Who is the Unwanted Woman in the title of Milani's newest film? There are two candidates: a good mother or a victimized harlot. Sima (Merila Zareie) is a teacher at a girl's school. Her 14-year-old students are taught in a crumbling, mildewed building familiar from exposés of California schools. At the beginning, one girl is reading an essay on the plight of women in Iran, and her fellow students roll their eyes in boredomit's the last time a different layer of meaning will be offered until the movie's end. Sima returns home after a hard day's work to wait the arrival of her ineffectual husband.
Ahmad (Amin Hayaie) is that strutting cockerel every lone woman dreads. He's wrapped his Eastern male privilege in Western clothes: he sports a goatee, wears sunglasses and cowboy boots and carries an eternally bleating cell phone. He also seems to have a mistress, because he has a transparent story about a widow he must drive back to her rural village. Sima forces her husband to let her tag along on this errand.

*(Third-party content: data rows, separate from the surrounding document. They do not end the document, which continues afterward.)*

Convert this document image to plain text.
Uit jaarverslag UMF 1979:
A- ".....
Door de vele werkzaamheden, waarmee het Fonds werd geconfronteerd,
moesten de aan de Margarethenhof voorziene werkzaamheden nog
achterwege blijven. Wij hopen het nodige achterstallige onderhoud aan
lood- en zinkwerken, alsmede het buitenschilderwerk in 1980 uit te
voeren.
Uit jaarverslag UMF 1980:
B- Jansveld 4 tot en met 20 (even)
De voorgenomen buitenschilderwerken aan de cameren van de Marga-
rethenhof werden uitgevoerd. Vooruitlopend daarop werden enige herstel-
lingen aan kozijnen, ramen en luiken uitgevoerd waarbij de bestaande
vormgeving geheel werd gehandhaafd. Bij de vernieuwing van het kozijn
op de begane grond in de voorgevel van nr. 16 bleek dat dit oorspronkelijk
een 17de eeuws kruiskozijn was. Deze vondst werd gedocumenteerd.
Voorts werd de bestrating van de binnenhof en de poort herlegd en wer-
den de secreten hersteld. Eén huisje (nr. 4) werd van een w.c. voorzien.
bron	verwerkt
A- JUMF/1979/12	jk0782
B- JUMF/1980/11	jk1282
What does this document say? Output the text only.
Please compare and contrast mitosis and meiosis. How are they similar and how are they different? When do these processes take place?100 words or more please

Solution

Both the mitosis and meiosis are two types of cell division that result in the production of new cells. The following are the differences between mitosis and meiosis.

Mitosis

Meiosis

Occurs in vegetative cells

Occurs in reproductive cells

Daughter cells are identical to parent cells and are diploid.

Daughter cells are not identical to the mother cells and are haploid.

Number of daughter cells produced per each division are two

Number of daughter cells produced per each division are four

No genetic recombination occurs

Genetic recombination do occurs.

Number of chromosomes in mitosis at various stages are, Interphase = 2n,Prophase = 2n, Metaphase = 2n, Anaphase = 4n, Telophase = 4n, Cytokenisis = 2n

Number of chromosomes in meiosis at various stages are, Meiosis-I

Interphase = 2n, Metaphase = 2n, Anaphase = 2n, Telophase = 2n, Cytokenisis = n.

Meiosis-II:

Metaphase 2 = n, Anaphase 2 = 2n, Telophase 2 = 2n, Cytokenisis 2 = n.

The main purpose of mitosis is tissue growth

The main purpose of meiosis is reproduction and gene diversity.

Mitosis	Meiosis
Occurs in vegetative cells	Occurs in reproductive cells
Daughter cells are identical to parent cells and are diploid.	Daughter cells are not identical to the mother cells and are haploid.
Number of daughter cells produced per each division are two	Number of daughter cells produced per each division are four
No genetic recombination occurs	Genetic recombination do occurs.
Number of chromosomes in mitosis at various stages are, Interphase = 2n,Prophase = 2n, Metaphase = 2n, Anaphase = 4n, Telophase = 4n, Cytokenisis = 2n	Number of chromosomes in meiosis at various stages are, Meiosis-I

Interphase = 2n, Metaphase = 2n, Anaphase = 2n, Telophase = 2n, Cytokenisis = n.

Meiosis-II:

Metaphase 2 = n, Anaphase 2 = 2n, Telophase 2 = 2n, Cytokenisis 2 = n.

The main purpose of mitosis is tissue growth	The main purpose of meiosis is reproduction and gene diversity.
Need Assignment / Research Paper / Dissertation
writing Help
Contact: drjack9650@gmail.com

On first sight, the widow in question is every wife's worst nightmare. The soundtrack music gives up a yelp of surprise at the first sight of Saba (Elssa Firouz Azar). She's young! She wears false eyelashes! She uses lipstick! But a man like Ahmad encourages solidarity between women. All three members of this triangle are stalled out in a remote town by a washed-out road and a lurking killer, wanted for a crime of passion.
The film's closing image is as powerful as a fine editorial cartoon, with a stalled car representing the dead-end politics of restricting women's rights. Did Milani work backward from this image? Maybe, because it's preceded by a long group therapy session at gunpoint, where buried feelings are shoveled up in chunks of exposition. (Saba: "I'm just an illiterate parasite who has lived in filth!") And there's an uneasy bowing toward the status quo in the depiction of the police who enforce the morality laws as doing useful work that protects women. Ultimately, Milani's technique is as obvious as a soap opera's. Still, who could disagree with her conclusions? As a line here says, "Don't be afraid of those who bray a lot. Fear those who are voiceless."